Hippoterapinin Genel Endikasyonları:
Hedef kitle – orta ve ağır düzeyde nöromotor disfonksiyonu olan çoçuk ve yetişkinlerdir.
Yaygın problemler:
• Anormal kas tonusu
• Anormal refleksler
• Denge bozuklukları
• Koordinasyon bozuklukları
• İletişim bozuklukları
• Oral motor fonksiyon bozuklukları
• Sensörimotor fonksiyon bozuklukları
• Postüral asimetri
Postüral kontrol bozuklukla Tıbbi durumlar:
• Otizm • Kromozom anomalileri veya kayıpları
• Serebral Palsi
• Serebrovaskiler olay/inme
• Gelişim gerilikleri
Fonksiyonel omurga eğrilikleri:
Skolyoz, kifoz ve lordoz
• Multiple Skleroz/Nöromüsküler disfonksiyon
• Duyu algılama bozuklukları
Kazanılmış beyin hasarlar Hippoterapinin Kontrendikasyonları:
• Güvenlik sorunu yaratabilecek aktif mental rahatsızlıklar (ateşe verme, intihar eğilimi, hayvanlara kötü muamele, saldırgan tutum, vb..)
• Akut disk hernisi (sinir kökü basılı veya basısız)
• Nörolojik semptomlarla birlikte Chiari II Malformasyonu
• Atlantoaksiyal instabilite – Hekim tarafından değerlendirilmiş olan nörolojik bulgular – C2’ye göre yer değiştirmiş olan C1 vertebra; bazen jüvenil romatoid artrit veya down sendromulu bireylerde görülebilir.
• Koxartroz – Kalça ekleminin dejenerasyonu; femoral baş düzleşmiştir; soket eklemden ziyade menteşe eklem gibi işlev görür.

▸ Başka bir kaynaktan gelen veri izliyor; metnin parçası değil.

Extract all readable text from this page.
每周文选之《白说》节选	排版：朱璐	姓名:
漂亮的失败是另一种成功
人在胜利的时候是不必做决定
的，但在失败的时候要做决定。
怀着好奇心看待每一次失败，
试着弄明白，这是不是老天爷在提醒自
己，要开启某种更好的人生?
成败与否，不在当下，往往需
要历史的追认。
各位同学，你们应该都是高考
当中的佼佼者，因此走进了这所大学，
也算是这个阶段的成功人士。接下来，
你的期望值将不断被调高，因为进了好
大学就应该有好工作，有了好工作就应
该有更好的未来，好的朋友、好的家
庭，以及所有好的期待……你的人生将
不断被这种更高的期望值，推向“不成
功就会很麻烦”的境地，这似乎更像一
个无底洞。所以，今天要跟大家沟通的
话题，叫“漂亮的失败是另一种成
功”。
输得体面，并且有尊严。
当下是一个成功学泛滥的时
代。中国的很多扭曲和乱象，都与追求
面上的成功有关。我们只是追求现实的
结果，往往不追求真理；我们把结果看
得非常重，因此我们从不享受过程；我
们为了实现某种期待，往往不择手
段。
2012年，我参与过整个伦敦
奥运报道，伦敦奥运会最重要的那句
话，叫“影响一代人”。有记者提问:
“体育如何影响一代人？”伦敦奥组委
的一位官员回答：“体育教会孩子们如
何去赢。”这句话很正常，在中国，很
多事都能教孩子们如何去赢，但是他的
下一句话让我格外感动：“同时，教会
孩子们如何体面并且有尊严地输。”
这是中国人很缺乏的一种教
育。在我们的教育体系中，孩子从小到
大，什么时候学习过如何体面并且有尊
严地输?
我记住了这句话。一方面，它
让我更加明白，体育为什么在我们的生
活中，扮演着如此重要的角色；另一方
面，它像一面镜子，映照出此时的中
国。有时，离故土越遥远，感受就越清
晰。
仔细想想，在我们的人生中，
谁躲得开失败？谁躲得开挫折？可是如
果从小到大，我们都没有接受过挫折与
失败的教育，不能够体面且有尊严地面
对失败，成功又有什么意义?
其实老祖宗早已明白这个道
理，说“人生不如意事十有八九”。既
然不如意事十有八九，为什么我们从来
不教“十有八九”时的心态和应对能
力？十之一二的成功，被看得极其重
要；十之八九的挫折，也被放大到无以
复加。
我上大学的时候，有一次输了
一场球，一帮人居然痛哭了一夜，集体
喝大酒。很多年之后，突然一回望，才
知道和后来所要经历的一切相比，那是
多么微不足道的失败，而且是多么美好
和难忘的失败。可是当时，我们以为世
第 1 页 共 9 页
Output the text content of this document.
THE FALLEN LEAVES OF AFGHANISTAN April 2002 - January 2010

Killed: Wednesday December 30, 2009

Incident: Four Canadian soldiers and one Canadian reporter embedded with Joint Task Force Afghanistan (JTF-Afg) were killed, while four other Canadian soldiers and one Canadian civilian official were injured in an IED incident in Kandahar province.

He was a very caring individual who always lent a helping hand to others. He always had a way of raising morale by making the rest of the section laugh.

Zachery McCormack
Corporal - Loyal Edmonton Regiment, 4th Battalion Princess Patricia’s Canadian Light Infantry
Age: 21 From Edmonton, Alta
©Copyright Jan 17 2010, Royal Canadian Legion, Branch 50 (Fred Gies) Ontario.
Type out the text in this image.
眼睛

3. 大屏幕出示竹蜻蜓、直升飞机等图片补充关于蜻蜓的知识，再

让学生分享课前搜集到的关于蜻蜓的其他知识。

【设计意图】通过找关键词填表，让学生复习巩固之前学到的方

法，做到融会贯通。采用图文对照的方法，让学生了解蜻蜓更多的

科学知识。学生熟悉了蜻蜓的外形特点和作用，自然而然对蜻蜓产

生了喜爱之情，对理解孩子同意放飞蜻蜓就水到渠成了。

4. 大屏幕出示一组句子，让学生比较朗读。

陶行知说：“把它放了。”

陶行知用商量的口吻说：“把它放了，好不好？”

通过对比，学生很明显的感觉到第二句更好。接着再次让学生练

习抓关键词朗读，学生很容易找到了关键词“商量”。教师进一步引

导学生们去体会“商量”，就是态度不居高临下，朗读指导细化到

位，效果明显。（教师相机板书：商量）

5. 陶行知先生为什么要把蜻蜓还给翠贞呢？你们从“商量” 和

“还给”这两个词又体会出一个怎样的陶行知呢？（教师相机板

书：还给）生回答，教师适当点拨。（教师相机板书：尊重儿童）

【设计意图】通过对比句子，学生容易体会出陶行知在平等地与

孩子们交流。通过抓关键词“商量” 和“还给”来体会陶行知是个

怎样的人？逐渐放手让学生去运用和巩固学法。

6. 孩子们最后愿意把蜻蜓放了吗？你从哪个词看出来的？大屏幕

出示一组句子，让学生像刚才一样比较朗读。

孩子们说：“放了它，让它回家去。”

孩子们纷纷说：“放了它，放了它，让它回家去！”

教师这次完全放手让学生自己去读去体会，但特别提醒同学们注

At üzerinde oturmak ekleme aşırı yük bindirir.
• Down Sendromu – iki yaşından küçük
• Gran Mal Nöbetler – ilaçla kontrol edilemeyen
• Yakın zamanda kanamalı hikayesi olan hemofili
• Kalıcı kateterler (bayanlar)
• Akut alevlenme sırasında olan tıbbi durumlar (RA, nükleus pulposus hernisi, MS, Diyabet, vb..)
• Ağırlığı taşıyan yüzey üzerinde açık yaralar.
• Patalojisi tedavi edilememiş patalojik kırıklar,ciddi osteoporoz, osteogenesis imperfekta, kemik tümörü, vb..
• Semptomları ile birlikte spinal kanal darlığı
• Stabil olmayan spinal kord ve platinler
Hippoterapi ile ilgili pek çok bilimsel çalışma yapılmıştır. McGibbon ve arkadaşları (1998) yaptıkları bir çalışmada 8 haftalık hippoterapi uygulamalarından sonra Spastik Serebral Palsili çocukların yürüme ve kaba motor fonksiyonlar sırasında enerji tüketimlerinin azaldığını göstermişler. Bir başka çalışmada Benda ve arkadaşları (2003) 4-12 yaş arası 15 serebral palsili çocukta yaptıkları çalışmada hippoterapinin kas simetrisini artırdığı sonucuna varmışlar. Kanıta dayalı bu ve benzeri uygulamalar bizlere gösteriyor ki hippoterapi klasik tedavilerin yanında kullanılabilen iyi bir destek tedavi yöntemidir.